Second, on the idea of the requirement that a person's location be kept, who is going to keep that? Where is the data going to be stored? In my riding, we have a huge data storage facility. Are there going to be requirements as to how and where that data is stored and things like that?
This is a very complicated piece of legislation. I think somebody could read Bill C-22 three times and think they are starting to get a sense of what it actually says. When we deal with pieces of legislation that are quite intricate, obviously we need to develop our positions not only in a careful way but in a way that is sound. That is what I hope to do and what we as Conservatives hope to do.
Is there a mechanism by which web browsing history can be captured under Bill C-22? I think a lot of people would be alarmed if that were the case, from a privacy point of view. The issue of data retention is not a new one. One of the principal issues that I went up against, as somebody who prosecuted Internet offences against kids, was data retention. I was speaking with police officers today, and ISP addresses, in some cases, can actually disappear within as little as 30 days. I am not saying we should not be looking at that. We should absolutely be looking at that, but perhaps there should be limits.
If we are going to impact privacy rights, maybe that should be based on the offence. If we are looking at a sexual offence, perhaps the terminology we could look at is “an offence against the person”. All sexual offences are, by their very nature, violent, and I do not mean to dichotomize there. However, with respect to sexual offences, sexual offences against children or investigations into violence against the person, if there are concerns, perhaps there could be a narrowing so there would not be simply a fishing expedition to try to find an offence. Rather, we would be looking at all offences.

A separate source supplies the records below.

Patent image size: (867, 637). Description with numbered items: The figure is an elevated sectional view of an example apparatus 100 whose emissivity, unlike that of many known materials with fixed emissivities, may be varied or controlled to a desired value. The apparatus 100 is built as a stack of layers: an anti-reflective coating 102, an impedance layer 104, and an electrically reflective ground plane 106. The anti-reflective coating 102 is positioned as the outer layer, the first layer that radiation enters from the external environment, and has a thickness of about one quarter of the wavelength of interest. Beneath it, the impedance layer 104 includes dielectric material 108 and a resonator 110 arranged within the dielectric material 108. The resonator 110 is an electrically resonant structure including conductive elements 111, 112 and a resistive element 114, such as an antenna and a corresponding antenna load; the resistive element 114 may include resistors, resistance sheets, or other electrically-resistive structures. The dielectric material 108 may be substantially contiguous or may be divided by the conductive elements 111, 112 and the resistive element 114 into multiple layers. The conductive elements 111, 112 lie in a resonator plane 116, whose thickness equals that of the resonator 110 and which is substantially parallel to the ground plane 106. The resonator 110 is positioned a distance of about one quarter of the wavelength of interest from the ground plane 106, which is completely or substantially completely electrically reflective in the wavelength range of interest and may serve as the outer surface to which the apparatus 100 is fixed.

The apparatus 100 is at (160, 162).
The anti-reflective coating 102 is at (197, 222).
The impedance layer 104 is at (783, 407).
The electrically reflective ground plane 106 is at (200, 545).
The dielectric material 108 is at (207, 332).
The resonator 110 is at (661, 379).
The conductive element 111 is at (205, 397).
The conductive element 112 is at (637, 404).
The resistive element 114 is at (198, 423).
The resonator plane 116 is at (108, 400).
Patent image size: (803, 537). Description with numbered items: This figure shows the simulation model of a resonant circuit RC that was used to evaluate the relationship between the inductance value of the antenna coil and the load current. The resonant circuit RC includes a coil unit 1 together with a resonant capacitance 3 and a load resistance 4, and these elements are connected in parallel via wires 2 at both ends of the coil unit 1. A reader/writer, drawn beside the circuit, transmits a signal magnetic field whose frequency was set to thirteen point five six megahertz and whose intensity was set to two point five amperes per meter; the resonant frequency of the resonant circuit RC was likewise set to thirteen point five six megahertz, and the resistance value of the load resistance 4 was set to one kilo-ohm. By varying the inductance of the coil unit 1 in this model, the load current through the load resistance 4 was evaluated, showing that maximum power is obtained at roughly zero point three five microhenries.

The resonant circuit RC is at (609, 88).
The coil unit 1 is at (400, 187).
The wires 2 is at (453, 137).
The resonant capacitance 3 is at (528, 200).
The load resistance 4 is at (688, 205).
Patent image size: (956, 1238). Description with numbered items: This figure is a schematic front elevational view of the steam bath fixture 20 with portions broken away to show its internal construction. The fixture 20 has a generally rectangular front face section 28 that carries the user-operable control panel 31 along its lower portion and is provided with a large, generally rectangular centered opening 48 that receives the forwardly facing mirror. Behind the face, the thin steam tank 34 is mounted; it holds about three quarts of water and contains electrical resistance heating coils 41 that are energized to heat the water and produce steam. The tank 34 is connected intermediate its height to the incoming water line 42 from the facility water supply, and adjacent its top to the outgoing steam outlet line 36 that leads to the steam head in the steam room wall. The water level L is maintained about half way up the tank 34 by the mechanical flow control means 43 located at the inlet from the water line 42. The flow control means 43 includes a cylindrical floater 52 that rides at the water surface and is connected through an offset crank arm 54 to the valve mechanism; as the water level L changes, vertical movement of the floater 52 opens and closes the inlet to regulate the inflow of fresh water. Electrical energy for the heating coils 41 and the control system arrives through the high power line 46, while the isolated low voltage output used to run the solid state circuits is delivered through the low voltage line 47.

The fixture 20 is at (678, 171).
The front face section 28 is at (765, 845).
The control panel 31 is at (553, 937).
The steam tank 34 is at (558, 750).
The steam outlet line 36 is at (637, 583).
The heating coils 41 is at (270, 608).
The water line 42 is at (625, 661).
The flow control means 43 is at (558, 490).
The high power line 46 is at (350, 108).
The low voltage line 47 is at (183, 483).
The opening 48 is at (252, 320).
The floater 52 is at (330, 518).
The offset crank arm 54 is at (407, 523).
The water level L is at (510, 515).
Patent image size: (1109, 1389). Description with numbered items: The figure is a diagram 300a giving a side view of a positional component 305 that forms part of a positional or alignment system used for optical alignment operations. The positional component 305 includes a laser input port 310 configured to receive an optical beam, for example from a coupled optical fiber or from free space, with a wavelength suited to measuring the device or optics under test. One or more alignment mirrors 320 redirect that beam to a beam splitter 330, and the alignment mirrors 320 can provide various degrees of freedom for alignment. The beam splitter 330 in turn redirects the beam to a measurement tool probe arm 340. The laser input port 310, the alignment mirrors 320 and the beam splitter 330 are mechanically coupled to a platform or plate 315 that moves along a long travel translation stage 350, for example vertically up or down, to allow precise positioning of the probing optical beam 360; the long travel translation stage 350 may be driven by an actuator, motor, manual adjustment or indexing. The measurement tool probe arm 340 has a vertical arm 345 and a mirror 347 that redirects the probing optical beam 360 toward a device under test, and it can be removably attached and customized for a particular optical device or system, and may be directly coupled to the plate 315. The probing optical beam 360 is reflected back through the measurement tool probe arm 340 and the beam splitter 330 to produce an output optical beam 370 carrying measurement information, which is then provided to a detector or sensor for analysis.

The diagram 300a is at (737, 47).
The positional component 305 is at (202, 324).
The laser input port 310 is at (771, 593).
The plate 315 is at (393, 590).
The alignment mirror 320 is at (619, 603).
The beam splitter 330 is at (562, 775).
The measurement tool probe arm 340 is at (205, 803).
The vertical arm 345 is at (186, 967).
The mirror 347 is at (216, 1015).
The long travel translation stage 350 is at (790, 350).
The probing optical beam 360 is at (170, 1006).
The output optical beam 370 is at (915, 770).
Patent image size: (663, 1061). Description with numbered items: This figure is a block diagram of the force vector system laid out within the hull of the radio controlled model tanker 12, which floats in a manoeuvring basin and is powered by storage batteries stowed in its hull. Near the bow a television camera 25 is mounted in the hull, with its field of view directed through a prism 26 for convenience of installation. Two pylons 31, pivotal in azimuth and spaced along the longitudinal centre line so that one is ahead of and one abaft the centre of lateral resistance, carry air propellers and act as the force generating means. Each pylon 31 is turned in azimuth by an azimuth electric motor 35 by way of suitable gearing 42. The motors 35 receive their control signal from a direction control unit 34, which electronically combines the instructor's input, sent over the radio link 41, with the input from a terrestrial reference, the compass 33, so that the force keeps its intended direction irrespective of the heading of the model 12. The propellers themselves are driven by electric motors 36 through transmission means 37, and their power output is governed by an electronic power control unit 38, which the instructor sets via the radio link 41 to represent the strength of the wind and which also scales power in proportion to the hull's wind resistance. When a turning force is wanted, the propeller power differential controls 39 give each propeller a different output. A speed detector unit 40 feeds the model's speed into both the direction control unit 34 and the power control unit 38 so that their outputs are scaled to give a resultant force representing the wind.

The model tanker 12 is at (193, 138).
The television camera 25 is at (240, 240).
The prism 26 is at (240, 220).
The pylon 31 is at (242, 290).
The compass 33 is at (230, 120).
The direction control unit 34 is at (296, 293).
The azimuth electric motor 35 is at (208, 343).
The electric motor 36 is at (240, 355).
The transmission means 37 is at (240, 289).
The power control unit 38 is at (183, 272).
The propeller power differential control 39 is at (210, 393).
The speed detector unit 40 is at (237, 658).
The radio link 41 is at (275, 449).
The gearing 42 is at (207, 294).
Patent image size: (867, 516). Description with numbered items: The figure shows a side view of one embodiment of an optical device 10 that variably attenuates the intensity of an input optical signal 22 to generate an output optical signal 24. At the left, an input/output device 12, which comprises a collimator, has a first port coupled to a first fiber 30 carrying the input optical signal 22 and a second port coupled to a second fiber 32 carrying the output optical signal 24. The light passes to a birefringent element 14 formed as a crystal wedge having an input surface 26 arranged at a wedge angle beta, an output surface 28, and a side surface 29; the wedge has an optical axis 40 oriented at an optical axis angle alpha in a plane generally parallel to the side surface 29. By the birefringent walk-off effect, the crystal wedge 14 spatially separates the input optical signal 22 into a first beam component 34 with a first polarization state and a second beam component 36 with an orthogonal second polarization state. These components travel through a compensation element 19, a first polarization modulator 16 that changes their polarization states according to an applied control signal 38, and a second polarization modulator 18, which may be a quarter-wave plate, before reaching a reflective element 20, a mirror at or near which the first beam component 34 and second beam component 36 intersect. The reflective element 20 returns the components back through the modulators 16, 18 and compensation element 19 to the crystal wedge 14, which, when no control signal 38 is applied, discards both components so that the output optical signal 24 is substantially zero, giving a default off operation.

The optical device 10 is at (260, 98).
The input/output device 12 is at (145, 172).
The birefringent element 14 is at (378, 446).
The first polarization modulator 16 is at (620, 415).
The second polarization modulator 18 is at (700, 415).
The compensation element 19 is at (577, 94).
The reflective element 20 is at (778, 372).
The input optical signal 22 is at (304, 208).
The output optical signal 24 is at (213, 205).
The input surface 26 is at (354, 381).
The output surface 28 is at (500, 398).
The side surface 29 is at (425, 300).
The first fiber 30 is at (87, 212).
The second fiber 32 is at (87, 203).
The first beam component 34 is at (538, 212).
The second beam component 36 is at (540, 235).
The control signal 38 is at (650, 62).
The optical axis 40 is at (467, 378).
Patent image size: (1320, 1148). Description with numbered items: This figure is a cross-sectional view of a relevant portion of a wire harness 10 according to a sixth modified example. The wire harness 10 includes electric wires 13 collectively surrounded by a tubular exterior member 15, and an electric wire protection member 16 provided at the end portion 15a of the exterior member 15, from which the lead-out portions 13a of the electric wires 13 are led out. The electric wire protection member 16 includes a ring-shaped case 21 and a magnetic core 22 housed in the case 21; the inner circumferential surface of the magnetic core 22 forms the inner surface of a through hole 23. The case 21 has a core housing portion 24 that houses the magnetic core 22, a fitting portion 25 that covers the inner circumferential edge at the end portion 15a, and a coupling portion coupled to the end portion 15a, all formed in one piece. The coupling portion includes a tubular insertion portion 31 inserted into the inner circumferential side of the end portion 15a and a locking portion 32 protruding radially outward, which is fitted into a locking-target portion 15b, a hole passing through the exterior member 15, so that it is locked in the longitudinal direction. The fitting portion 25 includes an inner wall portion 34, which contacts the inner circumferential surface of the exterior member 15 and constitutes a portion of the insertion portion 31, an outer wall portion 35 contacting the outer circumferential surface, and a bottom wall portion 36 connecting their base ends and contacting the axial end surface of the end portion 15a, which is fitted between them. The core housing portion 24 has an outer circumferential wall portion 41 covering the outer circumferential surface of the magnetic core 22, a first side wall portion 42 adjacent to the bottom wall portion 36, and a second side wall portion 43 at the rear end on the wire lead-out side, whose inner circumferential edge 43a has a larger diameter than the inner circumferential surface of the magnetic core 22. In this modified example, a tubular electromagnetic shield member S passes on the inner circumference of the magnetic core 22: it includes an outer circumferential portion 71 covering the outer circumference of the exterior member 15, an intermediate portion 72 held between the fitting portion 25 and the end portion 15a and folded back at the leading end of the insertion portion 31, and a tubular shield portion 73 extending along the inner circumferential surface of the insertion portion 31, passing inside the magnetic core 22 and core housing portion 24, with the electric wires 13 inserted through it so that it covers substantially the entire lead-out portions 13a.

I see my time is coming to a close. Before I end, I want to acknowledge three people: Kelly Hunter, a baseball and softball umpire who was inducted into the Kamloops Sports Hall of Fame this weekend; Jessica Hewitt, a speed skater who was inducted into the Kamloops Sports Hall of Fame this weekend; and Glenn Armstrong, a football coach who was also inducted into the Kamloops Sports Hall of Fame. These three individuals have made dynamic contributions to the Kamloops area in sport, and I congratulate them.
With that, I will enjoy any questions.